Hydrogen Atom Ground State Wavefunction Normalisation Solution

[White Ink]

Homework Statement

A hydrogen atom in the ground state can be described by the following wavefunction:

$$\Psi(r) = \frac{C}{\sqrt{4\pi}}e^{- \frac{r}{a_{0}}}$$

Normalise this wavefunction.

The Attempt at a Solution

I did this and got:

$$C = \sqrt{\frac{8\pi}{a_{0}}}$$

I have no way of checking this, so I was wondering if anybody could tell me whether I am right or wrong.

 

[Dick]

Not quite, I don't think. Can you show us how you got that?

 

[White Ink]

$$\int^{\infty}_{0}\left|\Psi(r)\right|^{2}dr = 1$$$$\frac{C^{2}}{4\pi}\int^{\infty}_{0}e^{\frac{-2r}{a_{0}}}dr = 1$$$$u = \frac{2r}{a_{0}}$$

$$du = \frac{2}{a_{0}}dr$$

$$dr = \frac{a_{0}}{2}du$$$$\frac{C^{2}}{4\pi}\frac{a_{0}}{2}\int^{\infty}_{0}e^{-u}du = 1$$

Using:

$$\int^{\infty}_{0}x^{n}e^{-x}dx = n!$$

$$\int^{\infty}_{0}e^{-u}du = 0! = 1$$

Thus:

$$\frac{C^{2}}{4\pi}\frac{a_{0}}{2} = 1$$

$$C^{2} = \frac{8\pi}{a_{0}}$$

 

[Proggle]

Think again about the first integral. Even if the wavefunction is only dependent on r, you are still integrating over three-dimensional space. Use the appropriate volume differential for this case (spherical coordinates).
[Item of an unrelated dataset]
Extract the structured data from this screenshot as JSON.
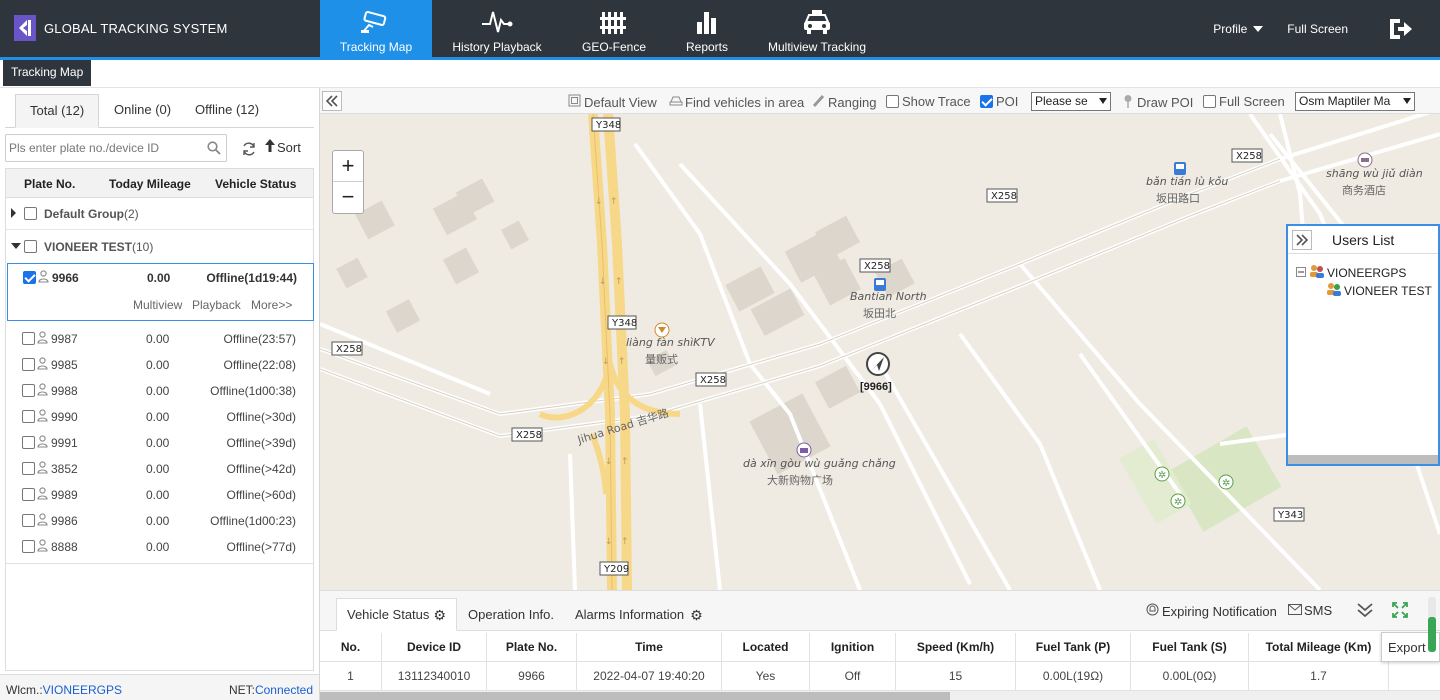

You will notice the equation will reduce to an integral in just r, but it'll have a key difference with the one you're using right now.

 

[White Ink]

Think again about the first integral. Even if the wavefunction is only dependent on r, you are still integrating over three-dimensional space. Use the appropriate volume differential for this case (spherical coordinates).

You will notice the equation will reduce to an integral in just r, but it'll have a key difference with the one you're using right now.
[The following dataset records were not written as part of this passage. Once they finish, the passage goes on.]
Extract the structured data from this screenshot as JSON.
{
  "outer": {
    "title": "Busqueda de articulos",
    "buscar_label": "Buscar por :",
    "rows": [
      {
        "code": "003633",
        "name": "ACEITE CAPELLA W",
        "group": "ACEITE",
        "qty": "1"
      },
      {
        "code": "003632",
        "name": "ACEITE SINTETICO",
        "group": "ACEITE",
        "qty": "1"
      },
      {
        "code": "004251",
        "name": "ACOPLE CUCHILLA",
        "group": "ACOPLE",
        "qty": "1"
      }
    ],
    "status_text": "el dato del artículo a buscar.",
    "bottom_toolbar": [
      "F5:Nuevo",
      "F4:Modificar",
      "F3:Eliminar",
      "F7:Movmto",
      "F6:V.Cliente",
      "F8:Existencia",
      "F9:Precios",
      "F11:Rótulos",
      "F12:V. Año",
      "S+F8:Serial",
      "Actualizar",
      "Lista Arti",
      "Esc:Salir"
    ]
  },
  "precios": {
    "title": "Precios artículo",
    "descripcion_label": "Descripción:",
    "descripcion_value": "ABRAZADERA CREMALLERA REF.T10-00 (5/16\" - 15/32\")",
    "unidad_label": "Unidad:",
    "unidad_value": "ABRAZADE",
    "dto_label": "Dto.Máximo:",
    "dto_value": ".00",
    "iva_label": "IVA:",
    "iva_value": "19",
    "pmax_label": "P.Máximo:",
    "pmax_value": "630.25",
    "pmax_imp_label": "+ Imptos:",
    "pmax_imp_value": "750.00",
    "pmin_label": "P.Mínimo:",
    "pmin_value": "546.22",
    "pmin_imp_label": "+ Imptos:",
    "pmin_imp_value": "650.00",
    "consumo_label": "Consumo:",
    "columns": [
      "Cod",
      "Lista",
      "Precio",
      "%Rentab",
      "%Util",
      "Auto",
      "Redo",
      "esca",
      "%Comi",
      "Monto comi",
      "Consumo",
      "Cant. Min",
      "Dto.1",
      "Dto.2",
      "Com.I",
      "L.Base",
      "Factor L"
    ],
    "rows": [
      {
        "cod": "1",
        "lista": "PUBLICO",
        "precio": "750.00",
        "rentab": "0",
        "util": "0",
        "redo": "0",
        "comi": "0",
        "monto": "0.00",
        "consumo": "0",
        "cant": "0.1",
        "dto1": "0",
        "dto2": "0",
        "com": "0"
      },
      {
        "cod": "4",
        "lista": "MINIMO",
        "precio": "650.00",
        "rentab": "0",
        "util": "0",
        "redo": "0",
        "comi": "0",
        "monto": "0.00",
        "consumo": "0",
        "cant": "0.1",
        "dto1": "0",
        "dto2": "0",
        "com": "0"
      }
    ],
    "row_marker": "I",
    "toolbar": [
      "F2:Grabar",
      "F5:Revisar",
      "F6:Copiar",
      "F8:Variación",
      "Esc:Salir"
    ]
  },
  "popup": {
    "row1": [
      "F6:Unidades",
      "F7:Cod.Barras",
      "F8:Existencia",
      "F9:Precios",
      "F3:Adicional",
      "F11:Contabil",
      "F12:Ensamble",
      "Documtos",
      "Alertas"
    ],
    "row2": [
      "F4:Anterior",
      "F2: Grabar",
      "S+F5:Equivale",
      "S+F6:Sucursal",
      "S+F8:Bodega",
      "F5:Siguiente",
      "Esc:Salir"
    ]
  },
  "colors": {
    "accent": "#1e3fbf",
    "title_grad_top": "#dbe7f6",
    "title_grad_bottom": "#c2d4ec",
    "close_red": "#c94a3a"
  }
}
I know exactly what you mean (integrating in the $$\theta$$ & $$\phi$$ directions becomes equivalent to multiplying to constant in front of the integration with respect to r by $$2\pi^{2}$$, since the wavefunction is independent of those two variables). I read over the question too quickly. Thank you for your help.

 

[Dick]

I know exactly what you mean (integrating in the $$\theta$$ & $$\phi$$ directions becomes equivalent to multiplying to constant in front of the integration with respect to r by $$2\pi^{2}$$, since the wavefunction is independent of those two variables). I read over the question too quickly. Thank you for your help.

In addition there will be an extra factor of r^2 in the integrand, right?

 

[White Ink]

In addition there will be an extra factor of r^2 in the integrand, right?
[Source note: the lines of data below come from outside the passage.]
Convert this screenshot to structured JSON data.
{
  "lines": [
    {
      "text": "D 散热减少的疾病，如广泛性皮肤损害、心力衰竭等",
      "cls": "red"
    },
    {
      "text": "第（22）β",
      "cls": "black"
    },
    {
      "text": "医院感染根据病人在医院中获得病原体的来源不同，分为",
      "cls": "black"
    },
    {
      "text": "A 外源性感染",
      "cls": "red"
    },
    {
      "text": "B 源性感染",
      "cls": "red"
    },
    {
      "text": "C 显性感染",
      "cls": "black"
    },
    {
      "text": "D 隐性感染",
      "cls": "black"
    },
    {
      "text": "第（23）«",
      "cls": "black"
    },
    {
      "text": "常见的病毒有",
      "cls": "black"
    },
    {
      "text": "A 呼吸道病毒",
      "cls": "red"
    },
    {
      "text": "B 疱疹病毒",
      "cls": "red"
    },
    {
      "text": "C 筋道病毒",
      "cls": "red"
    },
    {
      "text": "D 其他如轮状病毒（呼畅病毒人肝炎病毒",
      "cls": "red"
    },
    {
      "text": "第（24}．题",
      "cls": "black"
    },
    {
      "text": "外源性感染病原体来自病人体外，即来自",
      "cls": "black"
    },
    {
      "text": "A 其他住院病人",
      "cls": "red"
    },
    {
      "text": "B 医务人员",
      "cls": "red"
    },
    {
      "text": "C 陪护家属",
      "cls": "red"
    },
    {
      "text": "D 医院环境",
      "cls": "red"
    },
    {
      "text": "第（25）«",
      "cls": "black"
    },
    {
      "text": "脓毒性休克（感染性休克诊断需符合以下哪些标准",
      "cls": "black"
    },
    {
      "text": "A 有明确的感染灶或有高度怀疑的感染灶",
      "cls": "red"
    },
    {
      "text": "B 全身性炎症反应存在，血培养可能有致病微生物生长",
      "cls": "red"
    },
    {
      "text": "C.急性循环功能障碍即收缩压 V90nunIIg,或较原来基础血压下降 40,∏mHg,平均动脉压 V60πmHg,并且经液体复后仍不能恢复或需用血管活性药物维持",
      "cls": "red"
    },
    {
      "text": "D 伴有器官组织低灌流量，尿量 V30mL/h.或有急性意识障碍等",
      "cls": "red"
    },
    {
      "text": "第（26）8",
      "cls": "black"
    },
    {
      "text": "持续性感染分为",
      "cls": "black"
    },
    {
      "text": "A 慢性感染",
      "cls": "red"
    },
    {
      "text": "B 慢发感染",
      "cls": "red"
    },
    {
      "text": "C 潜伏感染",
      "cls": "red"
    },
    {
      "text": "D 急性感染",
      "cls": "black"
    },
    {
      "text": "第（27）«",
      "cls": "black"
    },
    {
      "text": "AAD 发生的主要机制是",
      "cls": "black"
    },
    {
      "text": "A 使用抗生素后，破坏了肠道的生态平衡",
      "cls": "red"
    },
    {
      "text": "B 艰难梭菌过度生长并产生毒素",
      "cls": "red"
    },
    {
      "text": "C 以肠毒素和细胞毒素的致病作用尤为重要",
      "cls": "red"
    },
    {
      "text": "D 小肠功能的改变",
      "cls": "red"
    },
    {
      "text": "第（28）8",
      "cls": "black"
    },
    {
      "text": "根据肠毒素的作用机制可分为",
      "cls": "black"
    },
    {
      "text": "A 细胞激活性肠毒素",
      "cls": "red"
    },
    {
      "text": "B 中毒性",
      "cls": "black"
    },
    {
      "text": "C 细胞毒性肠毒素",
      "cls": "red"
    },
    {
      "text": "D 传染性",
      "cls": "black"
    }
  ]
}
Now that one beats me. I can't see where an additional $$r^{2}$$ would come from.

 

[Dick]

dV in spherical coordinates is r^2*sin(theta)*dr*dtheta*dphi. Better look that up to make sure my use of angle names agrees with yours. And you won't get a pi^2 from the integration, do it carefully.

 

[White Ink]

Ooops, I feel stupid now. I forgot about the metric coefficients and took my volume element to be $$dr$$$$d\theta$$ . At least I won't be making that mistake again. Thanks.